A primary symptom of our malaise is that it has become impossible to have a conversation on any topic of importance without it becoming partisan and ideological. We are beyond paralysis.

I think opening schools is not feasible at this time. The data is trending the wrong direction, the exact opposite of the initial White House guidelines for reopening.

Anecdotally, if you want to see what we could be in for, look at summer camps for children. A camp near us has to shut down after a week because close to 90 campers and staff came down with covid. Each of those campers went back to their respective communities hundreds of miles a way and immediately caused scores of hot spots and outbreaks in other communities.
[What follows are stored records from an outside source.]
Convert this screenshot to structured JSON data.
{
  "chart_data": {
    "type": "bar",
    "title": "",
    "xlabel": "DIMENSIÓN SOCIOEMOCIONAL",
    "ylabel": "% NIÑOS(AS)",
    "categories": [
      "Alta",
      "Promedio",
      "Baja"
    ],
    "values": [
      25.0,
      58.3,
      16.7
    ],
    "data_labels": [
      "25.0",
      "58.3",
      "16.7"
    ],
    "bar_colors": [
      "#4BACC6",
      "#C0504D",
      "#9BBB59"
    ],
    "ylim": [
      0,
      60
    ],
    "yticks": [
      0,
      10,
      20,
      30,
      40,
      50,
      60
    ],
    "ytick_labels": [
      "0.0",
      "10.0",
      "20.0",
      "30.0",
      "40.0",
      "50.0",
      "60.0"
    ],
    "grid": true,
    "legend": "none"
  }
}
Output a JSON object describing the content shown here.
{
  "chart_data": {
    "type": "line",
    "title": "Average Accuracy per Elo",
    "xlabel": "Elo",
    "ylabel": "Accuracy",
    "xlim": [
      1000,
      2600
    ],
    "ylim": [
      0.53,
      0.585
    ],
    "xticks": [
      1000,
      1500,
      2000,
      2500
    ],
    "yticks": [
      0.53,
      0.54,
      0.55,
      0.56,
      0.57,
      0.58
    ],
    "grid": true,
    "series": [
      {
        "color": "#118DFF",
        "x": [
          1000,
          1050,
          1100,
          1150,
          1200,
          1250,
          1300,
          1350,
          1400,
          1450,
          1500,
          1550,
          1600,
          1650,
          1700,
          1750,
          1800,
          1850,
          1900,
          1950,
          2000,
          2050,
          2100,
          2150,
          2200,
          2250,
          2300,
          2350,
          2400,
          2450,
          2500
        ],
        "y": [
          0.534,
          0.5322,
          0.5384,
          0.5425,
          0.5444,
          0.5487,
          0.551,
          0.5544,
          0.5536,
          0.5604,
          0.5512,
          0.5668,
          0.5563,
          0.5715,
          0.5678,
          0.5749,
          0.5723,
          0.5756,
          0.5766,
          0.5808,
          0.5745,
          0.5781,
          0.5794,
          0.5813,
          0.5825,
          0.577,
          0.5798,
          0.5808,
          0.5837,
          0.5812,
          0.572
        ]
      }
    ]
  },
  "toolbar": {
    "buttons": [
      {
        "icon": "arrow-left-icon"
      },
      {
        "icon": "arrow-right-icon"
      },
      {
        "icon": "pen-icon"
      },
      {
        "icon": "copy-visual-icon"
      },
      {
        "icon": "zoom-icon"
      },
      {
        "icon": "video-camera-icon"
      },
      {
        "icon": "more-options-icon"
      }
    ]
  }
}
Now is not the time to spread the infection rate. I keep hoping that testing will increase, contact tracing and isolation will be implemented, but we seem to lack the will. We should be doing this, taking care of shortages in PPE and preparing to let everyone vote by mail who wants to. Public service ads on TV, radio, YouTube, and print media should be ubiquitous. I rarely see any promotion of masks.

We know from other countries what works. My prayer is that we break the political death spiral we are in before it is too late.
We know other countries have reopened their schools, and done so successfully.
Not sure your third paragraph and your last one make sense....you don’t think we should reopen schools but believe we should do what has worked in other countries....which is reopEn schools. Huh?